The Navy’s poster child for low-cost weapons systems is the Laser Weapons System (LAWS) it unveiled last week.
The Navy released video footage (view below) of the directed energy system successfully destroying a drone aircraft in midflight. Klunder said the Navy figures the cost to be less than $1 to fire a single shot from the laser system, as opposed to using a multi-million dollar guided missile for the same task.
“LAWS leverages advancements we discovered and worked with in commercial technology,” he said. “It’s capable of identifying, illuminating, tracking and lasing enemy surface and air threats. And it works. Thus far, we are 12 for 12 in our prototype testing. We have not failed yet.”
Shaffer said the 2014 budget also includes a new DoD-wide approach to allocating scarce funding for science and technology research: $45 million of the S&T budget for applied research projects would be allocated in a merit-based system, rather than just handing money over to individual programs.

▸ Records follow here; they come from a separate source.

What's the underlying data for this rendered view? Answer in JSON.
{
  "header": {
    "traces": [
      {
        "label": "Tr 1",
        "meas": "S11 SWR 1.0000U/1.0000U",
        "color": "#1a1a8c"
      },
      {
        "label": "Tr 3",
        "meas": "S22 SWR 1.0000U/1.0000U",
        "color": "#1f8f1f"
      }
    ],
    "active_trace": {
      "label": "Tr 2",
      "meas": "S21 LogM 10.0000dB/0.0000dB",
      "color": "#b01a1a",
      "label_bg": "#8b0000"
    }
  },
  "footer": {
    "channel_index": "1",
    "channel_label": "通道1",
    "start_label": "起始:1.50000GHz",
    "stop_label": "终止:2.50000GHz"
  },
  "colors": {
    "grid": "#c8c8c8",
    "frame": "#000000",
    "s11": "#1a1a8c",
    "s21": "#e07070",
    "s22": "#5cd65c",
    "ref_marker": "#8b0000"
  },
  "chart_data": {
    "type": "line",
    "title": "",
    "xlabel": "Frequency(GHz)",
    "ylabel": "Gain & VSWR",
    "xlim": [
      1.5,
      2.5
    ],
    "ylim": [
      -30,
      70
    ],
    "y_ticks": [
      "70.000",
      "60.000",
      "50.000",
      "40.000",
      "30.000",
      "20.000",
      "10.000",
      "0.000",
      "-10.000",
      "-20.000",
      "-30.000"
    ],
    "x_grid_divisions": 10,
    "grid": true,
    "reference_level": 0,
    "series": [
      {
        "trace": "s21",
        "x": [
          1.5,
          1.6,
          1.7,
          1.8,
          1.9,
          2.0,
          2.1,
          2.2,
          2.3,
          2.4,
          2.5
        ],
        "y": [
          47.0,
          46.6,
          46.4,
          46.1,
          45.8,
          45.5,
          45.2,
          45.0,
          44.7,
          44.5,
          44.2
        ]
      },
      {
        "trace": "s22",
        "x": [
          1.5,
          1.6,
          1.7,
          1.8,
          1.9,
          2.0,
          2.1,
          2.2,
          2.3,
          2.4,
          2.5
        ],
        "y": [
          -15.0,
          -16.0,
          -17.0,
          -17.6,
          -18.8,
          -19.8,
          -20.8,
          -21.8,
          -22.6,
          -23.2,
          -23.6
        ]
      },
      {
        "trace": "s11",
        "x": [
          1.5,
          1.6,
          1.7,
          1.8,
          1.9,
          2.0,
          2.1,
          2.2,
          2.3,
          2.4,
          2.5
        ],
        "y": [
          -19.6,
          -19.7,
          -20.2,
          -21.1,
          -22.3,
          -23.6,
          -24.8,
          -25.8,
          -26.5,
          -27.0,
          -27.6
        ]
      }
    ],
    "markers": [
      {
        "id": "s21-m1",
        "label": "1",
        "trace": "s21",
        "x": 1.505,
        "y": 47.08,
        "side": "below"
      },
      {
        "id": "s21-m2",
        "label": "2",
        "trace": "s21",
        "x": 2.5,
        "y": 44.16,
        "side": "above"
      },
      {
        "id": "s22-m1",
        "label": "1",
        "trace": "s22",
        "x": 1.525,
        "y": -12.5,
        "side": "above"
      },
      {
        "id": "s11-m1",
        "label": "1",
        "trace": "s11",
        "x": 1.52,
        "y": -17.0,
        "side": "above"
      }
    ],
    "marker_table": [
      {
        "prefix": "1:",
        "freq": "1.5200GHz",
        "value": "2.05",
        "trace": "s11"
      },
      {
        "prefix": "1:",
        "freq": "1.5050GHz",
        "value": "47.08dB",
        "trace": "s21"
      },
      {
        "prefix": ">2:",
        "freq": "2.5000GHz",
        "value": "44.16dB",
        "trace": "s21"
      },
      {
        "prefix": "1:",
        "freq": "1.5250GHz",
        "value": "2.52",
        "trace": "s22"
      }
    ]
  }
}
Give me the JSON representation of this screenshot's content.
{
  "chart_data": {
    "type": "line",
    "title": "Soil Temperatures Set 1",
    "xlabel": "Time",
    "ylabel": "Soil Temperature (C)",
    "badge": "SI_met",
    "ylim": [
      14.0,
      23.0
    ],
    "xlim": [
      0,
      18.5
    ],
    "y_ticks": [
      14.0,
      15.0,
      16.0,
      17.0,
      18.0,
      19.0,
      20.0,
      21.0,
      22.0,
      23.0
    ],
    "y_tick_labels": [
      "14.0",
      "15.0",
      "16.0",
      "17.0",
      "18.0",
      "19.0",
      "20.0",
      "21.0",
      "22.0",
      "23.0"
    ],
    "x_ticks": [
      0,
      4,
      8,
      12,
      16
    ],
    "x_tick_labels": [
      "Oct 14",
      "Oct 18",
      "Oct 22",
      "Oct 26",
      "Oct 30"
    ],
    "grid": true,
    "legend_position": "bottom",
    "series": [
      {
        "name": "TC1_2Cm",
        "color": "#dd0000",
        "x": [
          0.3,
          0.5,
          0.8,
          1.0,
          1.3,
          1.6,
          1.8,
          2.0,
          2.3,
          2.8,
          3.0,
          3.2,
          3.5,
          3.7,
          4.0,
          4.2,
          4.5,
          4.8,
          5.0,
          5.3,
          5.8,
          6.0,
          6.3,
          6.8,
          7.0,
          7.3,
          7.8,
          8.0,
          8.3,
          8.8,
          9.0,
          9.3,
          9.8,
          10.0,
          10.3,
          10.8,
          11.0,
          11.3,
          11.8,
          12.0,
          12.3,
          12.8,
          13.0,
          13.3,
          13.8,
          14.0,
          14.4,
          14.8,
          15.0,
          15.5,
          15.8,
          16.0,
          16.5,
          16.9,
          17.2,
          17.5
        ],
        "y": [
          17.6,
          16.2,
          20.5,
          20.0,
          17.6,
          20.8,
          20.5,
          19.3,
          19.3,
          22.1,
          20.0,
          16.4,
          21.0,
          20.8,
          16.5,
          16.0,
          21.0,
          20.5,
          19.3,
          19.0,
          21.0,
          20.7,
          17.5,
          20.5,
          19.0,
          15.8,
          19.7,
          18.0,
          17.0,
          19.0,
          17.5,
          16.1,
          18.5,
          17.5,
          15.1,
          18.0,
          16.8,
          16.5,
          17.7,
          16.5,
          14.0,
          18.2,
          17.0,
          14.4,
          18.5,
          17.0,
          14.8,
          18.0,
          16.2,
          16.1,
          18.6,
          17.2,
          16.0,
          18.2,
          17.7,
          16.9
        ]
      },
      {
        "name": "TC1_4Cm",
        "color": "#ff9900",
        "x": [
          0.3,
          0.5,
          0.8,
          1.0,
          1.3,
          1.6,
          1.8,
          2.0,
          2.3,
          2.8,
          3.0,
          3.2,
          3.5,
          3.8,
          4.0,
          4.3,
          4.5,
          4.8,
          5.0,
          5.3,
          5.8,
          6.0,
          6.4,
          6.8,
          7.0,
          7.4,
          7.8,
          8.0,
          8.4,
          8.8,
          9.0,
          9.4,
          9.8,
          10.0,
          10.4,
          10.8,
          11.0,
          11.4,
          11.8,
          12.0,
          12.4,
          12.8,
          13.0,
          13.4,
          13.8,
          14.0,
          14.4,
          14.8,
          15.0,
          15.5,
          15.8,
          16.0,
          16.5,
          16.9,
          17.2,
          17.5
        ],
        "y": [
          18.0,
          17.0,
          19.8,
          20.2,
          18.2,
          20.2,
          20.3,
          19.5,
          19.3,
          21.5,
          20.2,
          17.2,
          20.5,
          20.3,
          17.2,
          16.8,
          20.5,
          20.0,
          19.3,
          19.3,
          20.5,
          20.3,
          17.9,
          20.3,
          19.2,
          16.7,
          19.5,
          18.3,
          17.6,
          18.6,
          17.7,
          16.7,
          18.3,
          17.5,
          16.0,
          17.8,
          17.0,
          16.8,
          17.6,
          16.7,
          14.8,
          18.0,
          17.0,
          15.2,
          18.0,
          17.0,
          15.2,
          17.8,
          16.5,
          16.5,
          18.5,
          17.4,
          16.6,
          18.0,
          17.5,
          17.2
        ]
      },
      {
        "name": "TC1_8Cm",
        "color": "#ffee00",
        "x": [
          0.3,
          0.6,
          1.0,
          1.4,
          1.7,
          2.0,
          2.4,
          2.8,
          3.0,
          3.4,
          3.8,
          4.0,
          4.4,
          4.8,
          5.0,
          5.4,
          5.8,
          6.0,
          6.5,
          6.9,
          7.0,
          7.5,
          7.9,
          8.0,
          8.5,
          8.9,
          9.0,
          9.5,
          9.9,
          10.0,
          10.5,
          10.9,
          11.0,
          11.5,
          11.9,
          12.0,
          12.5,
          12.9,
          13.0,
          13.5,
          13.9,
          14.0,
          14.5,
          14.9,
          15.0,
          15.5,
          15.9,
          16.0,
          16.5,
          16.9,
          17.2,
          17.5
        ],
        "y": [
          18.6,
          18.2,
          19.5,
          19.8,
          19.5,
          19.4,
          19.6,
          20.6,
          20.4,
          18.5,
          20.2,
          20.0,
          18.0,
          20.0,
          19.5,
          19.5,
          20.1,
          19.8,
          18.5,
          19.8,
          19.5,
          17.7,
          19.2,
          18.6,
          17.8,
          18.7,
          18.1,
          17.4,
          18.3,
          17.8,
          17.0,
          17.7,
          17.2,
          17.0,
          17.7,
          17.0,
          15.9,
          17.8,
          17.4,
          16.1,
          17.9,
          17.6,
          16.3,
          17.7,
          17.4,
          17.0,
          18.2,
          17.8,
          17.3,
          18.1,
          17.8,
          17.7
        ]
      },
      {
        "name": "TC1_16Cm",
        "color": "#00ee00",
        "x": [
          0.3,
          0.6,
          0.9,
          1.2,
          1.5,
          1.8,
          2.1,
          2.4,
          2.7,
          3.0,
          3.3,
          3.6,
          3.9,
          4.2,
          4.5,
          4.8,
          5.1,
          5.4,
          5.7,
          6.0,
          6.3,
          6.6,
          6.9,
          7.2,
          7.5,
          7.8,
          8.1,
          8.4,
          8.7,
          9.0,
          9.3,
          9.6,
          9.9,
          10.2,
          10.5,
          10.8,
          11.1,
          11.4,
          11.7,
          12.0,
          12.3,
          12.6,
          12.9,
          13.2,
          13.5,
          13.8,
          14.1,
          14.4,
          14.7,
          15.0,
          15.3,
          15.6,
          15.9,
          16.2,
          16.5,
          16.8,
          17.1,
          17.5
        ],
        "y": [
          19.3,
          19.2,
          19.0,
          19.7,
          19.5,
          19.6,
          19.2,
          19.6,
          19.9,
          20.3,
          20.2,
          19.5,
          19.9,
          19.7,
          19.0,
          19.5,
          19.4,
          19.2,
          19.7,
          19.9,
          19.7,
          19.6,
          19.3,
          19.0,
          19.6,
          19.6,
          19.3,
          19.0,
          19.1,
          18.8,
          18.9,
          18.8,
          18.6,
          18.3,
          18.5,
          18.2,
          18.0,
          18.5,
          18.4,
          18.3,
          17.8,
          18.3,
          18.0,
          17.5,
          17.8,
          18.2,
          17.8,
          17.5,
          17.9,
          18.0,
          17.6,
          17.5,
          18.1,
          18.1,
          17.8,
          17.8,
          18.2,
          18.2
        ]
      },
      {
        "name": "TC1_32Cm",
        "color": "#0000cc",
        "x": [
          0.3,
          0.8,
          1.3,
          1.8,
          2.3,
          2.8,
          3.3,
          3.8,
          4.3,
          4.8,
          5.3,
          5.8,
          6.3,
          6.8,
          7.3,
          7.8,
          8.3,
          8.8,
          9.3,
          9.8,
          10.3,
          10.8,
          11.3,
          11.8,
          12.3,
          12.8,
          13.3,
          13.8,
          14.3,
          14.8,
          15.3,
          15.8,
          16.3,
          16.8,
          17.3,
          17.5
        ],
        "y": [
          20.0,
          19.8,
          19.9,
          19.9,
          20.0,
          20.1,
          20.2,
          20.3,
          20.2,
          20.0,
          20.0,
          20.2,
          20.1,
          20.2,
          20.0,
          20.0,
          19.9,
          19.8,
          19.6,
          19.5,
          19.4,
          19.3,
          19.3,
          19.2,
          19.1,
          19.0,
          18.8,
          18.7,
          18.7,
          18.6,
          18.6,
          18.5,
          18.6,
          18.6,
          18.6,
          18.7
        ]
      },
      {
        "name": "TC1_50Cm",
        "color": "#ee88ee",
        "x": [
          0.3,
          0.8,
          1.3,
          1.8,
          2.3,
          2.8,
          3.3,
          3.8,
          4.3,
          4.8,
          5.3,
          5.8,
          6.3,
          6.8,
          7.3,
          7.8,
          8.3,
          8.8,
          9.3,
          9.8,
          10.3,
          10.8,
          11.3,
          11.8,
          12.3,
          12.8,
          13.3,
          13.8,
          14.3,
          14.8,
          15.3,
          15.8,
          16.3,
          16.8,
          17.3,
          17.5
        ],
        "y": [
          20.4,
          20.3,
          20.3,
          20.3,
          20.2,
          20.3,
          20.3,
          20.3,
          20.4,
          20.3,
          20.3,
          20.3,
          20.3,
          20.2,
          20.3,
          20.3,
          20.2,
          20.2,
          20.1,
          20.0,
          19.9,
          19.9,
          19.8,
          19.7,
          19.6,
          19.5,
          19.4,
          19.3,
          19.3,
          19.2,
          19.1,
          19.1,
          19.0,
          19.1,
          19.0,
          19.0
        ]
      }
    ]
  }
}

“That pot of money will be up for bid by cross-cutting groups led by senior executives who want to do specific ideas to prove out some concepts and move forward rapidly. Rather than breaking things down into little stovepipes and telling one community they’re going to have their $5 million and another one is going to have another $5 million, we’re bundling up old programs, and they’ll have to compete for it,” he said. “The concept now is we’re going to fund the best ideas, not just tell folks that they’re going to have money just because they wake up and breathe.”